Pensieri eretici sulla culla termica

La culla termica induce immediatamente, nella maggioranza delle persone, uno spontaneo giudizio estremamente positivo, unito a un sentimento di gioia e di consolazione per l’immediata associazione alla salvezza di una vita umana.

Tale reazione è spontanea e sta ad indicare la grande importanza data, giustamente, alla vita come valore fondamentale che va difeso su tutto. Non possiamo dunque che approvarne le ragioni etiche che la promuovono, almeno in una prima fase dove non è stata sottoposta al vaglio critico dell’analisi, attraverso una più approfondita riflessione.

In tale prima valutazione, infatti, è presente un cosiddetto bias cognitivo.  In una breve definizione ricorderò che un bias cognitivo altro non è se non una rapida scorciatoia utilizzata correntemente dal nostro cervello. Le scorciatoie sono per la maggior parte corrette e ci consentono di interpretare la realtà in maniera rapida ed efficiente. Ma in alcuni casi, però, i bias ci conducono a errori di valutazione. Quando un processo euristico porta ad un’imprecisione o a un errore di valutazione ci troviamo di fronte a un bias cognitivo.

In questo caso si tratta di un bias detto stereotyping, perché fa parte di quelli che giacciono nel subconscio degli individui, di cui non hanno alcun controllo o consapevolezza e determina un’adesione incondizionata sotto la spinta emotiva.

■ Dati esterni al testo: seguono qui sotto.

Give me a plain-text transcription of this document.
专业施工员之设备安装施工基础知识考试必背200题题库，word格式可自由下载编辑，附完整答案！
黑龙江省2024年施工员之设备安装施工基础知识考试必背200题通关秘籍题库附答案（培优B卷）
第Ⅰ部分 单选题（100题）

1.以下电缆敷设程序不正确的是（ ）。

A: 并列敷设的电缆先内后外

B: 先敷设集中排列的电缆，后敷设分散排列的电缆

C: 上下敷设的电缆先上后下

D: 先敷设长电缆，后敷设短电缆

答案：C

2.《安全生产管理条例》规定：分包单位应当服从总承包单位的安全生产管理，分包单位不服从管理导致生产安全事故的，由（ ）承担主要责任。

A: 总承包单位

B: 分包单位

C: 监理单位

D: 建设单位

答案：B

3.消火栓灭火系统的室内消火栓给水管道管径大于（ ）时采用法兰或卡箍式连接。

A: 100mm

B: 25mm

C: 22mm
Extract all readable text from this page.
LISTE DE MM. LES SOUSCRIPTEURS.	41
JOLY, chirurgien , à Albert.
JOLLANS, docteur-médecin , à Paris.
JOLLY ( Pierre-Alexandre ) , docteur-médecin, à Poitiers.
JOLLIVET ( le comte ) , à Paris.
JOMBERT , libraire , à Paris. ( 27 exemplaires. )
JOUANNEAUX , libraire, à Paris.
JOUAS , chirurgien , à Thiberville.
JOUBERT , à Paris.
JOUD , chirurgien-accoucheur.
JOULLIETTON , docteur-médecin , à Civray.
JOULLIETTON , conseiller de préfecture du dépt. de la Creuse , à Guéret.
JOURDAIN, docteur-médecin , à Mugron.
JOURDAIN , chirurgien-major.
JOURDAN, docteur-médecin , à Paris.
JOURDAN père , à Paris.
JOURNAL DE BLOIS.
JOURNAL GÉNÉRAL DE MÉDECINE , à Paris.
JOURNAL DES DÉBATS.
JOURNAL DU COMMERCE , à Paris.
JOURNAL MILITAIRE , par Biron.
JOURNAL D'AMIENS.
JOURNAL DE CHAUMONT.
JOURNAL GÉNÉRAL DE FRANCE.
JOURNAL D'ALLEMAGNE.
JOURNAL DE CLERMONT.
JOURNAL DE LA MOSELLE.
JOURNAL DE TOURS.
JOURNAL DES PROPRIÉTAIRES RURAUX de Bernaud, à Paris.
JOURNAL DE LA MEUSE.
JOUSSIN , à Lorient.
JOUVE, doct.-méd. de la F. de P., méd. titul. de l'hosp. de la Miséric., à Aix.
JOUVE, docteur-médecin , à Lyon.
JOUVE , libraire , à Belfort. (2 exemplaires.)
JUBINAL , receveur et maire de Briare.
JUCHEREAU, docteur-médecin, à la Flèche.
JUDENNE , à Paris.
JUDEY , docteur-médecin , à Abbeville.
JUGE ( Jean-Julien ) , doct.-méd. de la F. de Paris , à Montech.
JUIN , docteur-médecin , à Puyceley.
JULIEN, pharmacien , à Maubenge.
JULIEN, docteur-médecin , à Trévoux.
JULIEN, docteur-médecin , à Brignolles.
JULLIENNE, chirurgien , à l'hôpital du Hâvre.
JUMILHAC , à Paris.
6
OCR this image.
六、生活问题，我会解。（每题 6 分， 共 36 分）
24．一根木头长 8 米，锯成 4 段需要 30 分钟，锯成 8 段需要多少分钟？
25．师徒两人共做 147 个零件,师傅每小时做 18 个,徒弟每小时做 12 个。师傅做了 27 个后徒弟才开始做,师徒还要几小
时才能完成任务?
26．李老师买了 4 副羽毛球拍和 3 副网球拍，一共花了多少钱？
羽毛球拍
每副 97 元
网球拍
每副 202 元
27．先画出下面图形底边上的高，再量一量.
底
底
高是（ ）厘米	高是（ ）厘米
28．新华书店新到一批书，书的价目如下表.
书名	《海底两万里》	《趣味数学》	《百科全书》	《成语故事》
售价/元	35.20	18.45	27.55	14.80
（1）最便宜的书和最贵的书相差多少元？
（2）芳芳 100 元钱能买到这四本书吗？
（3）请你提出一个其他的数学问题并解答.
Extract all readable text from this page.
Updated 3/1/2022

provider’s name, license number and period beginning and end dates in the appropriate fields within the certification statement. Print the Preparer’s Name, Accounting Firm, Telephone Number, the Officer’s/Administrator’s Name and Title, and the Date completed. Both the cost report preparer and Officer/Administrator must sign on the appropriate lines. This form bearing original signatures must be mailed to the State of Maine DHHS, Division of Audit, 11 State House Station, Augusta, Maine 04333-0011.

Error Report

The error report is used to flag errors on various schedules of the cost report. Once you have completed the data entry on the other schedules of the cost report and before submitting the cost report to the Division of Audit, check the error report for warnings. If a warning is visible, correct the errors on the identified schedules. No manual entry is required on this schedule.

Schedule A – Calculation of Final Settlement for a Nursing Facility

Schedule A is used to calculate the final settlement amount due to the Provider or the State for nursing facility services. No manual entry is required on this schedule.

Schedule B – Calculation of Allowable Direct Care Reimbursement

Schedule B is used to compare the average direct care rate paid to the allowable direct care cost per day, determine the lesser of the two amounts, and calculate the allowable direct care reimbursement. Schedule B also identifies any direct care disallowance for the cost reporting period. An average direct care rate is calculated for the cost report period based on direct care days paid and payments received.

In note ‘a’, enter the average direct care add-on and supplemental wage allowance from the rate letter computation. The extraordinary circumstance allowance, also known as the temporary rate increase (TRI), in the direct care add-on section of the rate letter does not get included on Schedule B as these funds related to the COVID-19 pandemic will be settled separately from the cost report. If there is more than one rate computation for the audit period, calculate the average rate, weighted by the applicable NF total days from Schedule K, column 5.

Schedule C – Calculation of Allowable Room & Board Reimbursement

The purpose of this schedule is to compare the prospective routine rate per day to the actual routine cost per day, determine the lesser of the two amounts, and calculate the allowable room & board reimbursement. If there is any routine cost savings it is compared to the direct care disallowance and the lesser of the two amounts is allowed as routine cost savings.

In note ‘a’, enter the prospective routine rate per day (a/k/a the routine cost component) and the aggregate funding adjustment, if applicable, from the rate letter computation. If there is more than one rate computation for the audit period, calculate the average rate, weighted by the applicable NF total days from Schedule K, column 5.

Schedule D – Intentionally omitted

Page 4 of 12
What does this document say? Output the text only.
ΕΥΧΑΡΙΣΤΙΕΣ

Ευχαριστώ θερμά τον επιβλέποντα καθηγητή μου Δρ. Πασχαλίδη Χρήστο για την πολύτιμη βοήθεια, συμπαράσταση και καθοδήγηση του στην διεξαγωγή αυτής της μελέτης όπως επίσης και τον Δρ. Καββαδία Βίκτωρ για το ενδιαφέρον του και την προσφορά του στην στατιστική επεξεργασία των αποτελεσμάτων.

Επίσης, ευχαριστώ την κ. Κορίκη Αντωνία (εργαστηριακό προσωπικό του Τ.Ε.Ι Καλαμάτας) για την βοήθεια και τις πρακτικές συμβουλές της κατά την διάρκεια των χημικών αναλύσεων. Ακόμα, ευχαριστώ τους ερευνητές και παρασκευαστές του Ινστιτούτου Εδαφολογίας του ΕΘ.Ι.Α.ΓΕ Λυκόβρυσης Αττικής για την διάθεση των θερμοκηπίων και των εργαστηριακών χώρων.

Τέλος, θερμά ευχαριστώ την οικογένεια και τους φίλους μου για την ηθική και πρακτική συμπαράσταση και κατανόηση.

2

Proviamo quindi a valutare le pur presenti implicazioni negative e non trascurabili legate all’istituzione di culle termiche.

Cenni storici

Innanzitutto la storia ci viene in aiuto ricordandoci come un sistema analogo e primordiale, quale la Rota degli Esposti venne abbandonato definitivamente nel 1923 in quanto considerato un incentivo all’abbandono dei neonati. Infatti si verificò come il numero dei bambini immessi nello spazio di accoglimento di questo meccanismo aumentava progressivamente con il passare del tempo, e non in aperto contrasto con gli infanticidi, che purtroppo sono sempre esistiti, e rappresentano azioni compiute sotto la spinta di impulsi francamente cinici e aggressivi, ma alla decisione alternativa, sia pure faticosa, di crescere e allevare il proprio figlio.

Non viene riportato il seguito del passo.